Von neurologischer Seite her begann ich Absencen zu entwickeln, ich verdrehte meine Augen nach oben und war kurz nicht ansprechbar. Von nun an bekam ich regelmäßig Medikamente; nicht leicht für meine Eltern einem Dreijährigen zu erklären der nicht sprechen kann und es nicht versteht, er soll ein bitteres Medikament schlucken. Zu diesem Zeitpunkt war es nicht schlecht, dass mein Vater sich mit Medikamenten auskennt, vor allem die fürs Schlafen. Nach einigen Telefonaten und einer sehr hilfsbereiten Apotheke wurde ein orales Medikament als Zäpfchen zubereitet (meine Anfälle wurden weniger, auch konnte ich in der Nacht wesentlich besser schlafen). Meine Anfälle konnten gut eingestellt werden und ich begann auch mit Hilfe zu gehen. Mit rund 7 Jahren machte ich meinen Eltern und dem Kindergarten zum Abschluss ein besonderes Geschenk, ich machte meine ersten Schritte - alleine!

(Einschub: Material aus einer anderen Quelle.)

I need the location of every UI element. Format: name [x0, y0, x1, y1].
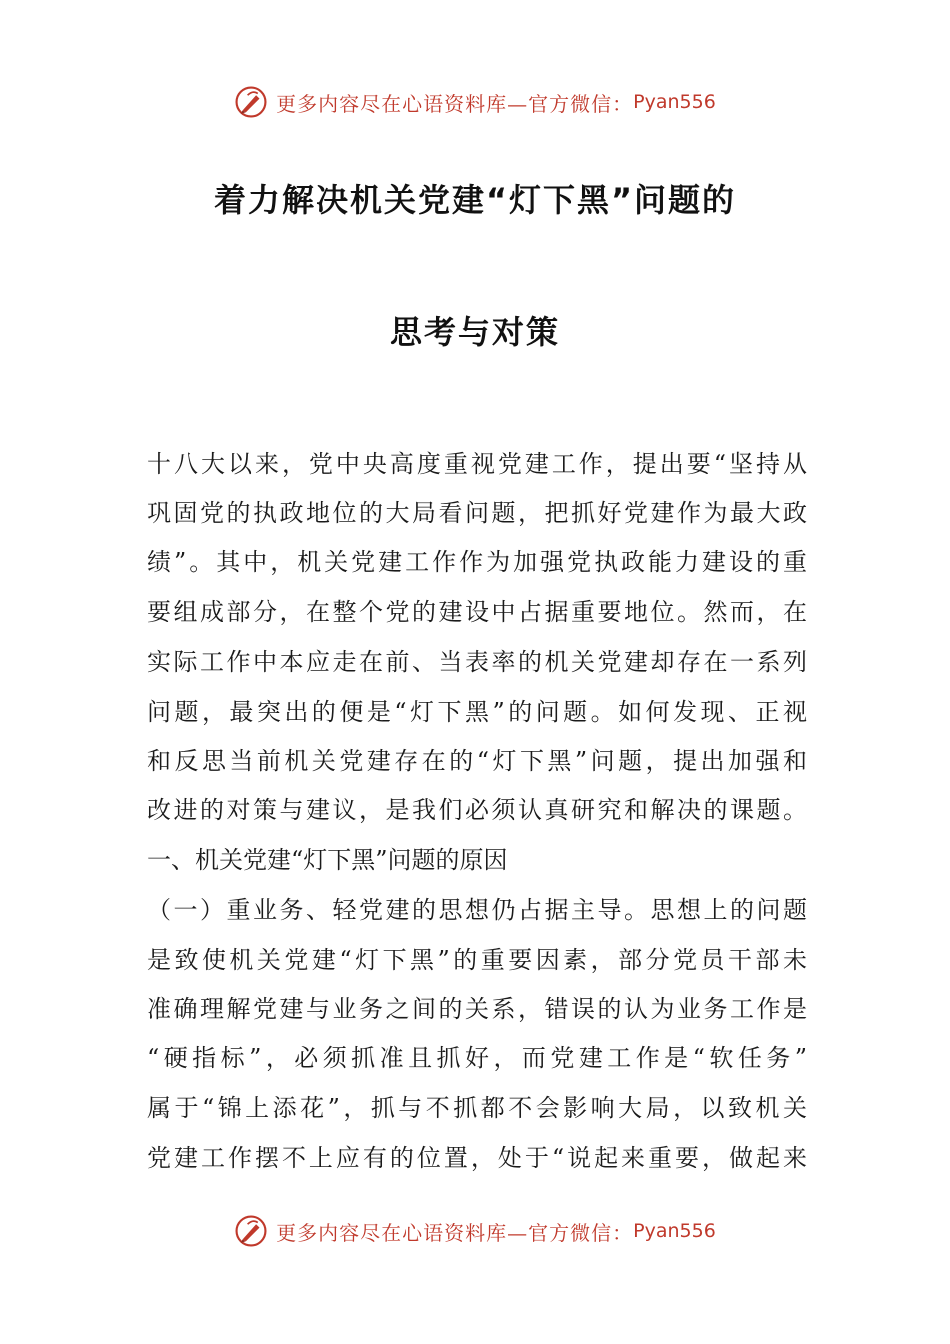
document-title-line-2: 思考与对策	[389, 313, 560, 351]
body-line: （一）重业务、轻党建的思想仍占据主导。思想上的问题	[147, 896, 807, 924]
document-title-line-1: 着力解决机关党建“灯下黑”问题的	[213, 181, 737, 219]
body-line: “硬指标”，必须抓准且抓好，而党建工作是“软任务”	[147, 1044, 807, 1072]
pen-logo-icon	[234, 85, 268, 119]
body-line: 和反思当前机关党建存在的“灯下黑”问题，提出加强和	[147, 747, 807, 775]
body-line: 是致使机关党建“灯下黑”的重要因素，部分党员干部未	[147, 946, 807, 974]
banner-account: Pyan556	[633, 91, 716, 113]
pen-logo-icon	[234, 1214, 268, 1248]
body-line: 绩”。其中，机关党建工作作为加强党执政能力建设的重	[147, 548, 807, 576]
section-heading: 一、机关党建“灯下黑”问题的原因	[147, 846, 508, 874]
footer-banner	[0, 1211, 950, 1251]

Leider währte diese Freude nur kurz.
Meine Absencen wurden wieder mehr und vor allem verlor ich bei jedem Anfall vollkommen meinen Muskeltonus, ich viel ungebremst zu Boden, hat mir viel Beulen und Hämatome eingebracht. In der Zwischenzeit war ich in einer Spezialambulanz für Epilepsie angelangt, wieder neue Medikamente, die leider immer noch nicht wirken. Meine Eltern arbeiten jetzt Teilzeit, so haben sie mehr Zeit für mich, aber auch mehr Zeit für sich selber, um wieder Kräfte zu sammeln.
Ich war zu einem stattlichen Buben herangewachsen, auch wenn ich nicht sprechen kann, meinen Kopf kann ich durchsetzen. Ich muss meistens gefüttert werden, trinken funktioniert sehr gut. Entweder ich sitze in meinem Kinderwagen oder ein Erwachsener hält mich fest an der Hand. An schlechten Tage habe ich über 100 Anfälle.
Ende 2021 bei einer Kontrolle hat mir meine behandelnde Ärztin eröffnet, dass bei einer wiederholten genetischen Untersuchung möglicherweise etwas gefunden wurde. Am 23.02.2022 um 10:00 Uhr habe ich dann einen Zwischenstopp meiner Reise eingelegt.
Ich lüfte mein Geheimnis und gebe mich als Argonaut zu erkennen. Meine Reise nimmt jetzt erst richtig Fahrt auf, ich bin auf der Suche nach weiteren Argonauten mit denen ich meine Erfahrungen teilen kann, die ich möglicherweise treffen kann, mit denen ich spielen kann.